Results and discussion: In 2018, 4.5% of 4,045,021 at-risk adults were up to date with their pneumococcal vaccination. During the study period, the number of patients with chronic medical conditions (86% of 4,045,021) increased by 10.1%, but vaccination coverage decreased from 12.9% to 2.9%. The population with immunocompromised status (14% of 4,045,021) increased by 16.2% and vaccination coverage from 10.3% to 18.8%. Influenza vaccination coverage was much higher and stable (around 45.0%). Factors associated with pneumococcal vaccination were: immunocompromised status vs. having a chronic medical condition (odds ratio [OR] 4.72), influenza vaccination (OR 2.36-3.42), hepatitis B vaccination (OR 2.82), DTPolio vaccination (OR 1.52), ≥5 specialist physicians' visits (OR 1.17), and age above 74 (OR 1.12). Pneumococcal vaccine dispensing was extremely low (median of 9per GP,1per specialist over 9 years) despite frequent healthcare visits.
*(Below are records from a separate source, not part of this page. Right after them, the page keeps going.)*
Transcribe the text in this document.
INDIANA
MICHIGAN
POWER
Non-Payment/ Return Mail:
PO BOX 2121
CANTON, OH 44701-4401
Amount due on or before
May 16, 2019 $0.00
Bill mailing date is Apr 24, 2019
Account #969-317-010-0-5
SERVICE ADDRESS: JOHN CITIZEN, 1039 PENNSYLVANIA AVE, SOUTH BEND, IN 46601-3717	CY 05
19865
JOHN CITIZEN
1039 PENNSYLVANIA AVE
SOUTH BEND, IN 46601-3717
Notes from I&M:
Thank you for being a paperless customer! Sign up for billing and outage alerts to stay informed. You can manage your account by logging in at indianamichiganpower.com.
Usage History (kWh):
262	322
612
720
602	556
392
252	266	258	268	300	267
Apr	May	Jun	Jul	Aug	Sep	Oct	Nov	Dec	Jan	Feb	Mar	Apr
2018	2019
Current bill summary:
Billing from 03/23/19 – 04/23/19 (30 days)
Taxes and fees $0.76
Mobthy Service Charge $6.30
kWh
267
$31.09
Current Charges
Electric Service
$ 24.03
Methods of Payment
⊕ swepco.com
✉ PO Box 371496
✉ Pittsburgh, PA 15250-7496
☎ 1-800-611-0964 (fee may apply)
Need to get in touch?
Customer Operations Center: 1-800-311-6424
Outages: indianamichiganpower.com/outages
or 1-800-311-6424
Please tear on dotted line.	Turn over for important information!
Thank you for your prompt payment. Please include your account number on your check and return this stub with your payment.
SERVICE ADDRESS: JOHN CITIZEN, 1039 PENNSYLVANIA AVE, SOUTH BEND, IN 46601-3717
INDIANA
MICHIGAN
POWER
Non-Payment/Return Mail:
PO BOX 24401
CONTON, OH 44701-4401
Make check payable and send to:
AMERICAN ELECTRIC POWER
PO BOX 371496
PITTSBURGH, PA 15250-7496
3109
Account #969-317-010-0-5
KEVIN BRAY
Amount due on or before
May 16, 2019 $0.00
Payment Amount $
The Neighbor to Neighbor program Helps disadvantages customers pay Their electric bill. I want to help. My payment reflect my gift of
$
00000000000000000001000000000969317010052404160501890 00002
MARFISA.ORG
Conclusion: Pneumococcal and influenza vaccination coverage of adults at risk of pneumococcal disease fell well below public health expectations. Invitations for pneumococcal vaccination should be sent by the NHI to high-risk patients. Patient management protocols should include pneumococcal vaccination. Patients with multiple comorbidities are a high-priority population given the large potential health gains offered by pneumococcal vaccination. Commitment of both scientific societies and health authorities is urgently needed to increase vaccination coverage in at-risk populations.
Keywords: Immunocompromised; Influenza; Pneumococcal infection; SNDS; Vaccine.
Copyright © 2022 The Authors. Published by Elsevier Ltd.. All rights reserved.
Conflict of interest statement
Declaration of Competing Interest The authors declare the following financial interests/personal relationships which may be considered as potential competing interests: Benjamin Wyplosz reports consulting fees from Pfizer; Payment or honoraria for lectures, presentations, speakers bureaus, manuscript writing or educational events from Pfizer, GSK, and Sanofi-Pasteur; Support for attending meetings and/or travel from Pfizer. Jérôme Fernandes reports support for the present manuscript (e.g., funding, provision of study materials, medical writing, article processing charges, etc.) from HEVA (personal fees); consulting fees from Astellas Pharma and Takeda. Ariane Sultan reports consulting fees (honoraria) from Pfizer, MSD, Lilly, Novo, Amgen, Sanofi, Servier, Urgo, Astra-Zeneca; honoraria for lectures, presentations, speakers bureaus, manuscript writing or educational events from Pfizer, MSD, Lilly, Novo, Amgen, Sanofi, Servier, Urgo, Astra-Zeneca; Support for attending meetings and/or travel from Lilly, Novo, Sanofi, MSD; Participation on a Data Safety Monitoring Board or Advisory Board (honoraria) from Pfizer, MSD, Lilly, Novo, GSK, Sanofi, Amgen. Nicolas Roche reports grants or contracts (to his research institute) from GSK, Boehringer Ingelheim, Pfizer, Novartis; consulting fees from Boehringer Ingelheim, Novartis, Pfizer, Teva, GSK, AstraZeneca, Chiesi, Sanofi, Zambon; Payment or honoraria for lectures, presentations, speakers bureaus, manuscript writing or educational events from Boehringer Ingelheim, Novartis, Pfizer, Teva, GSK, AstraZeneca, Chiesi, Sanofi, Zambon.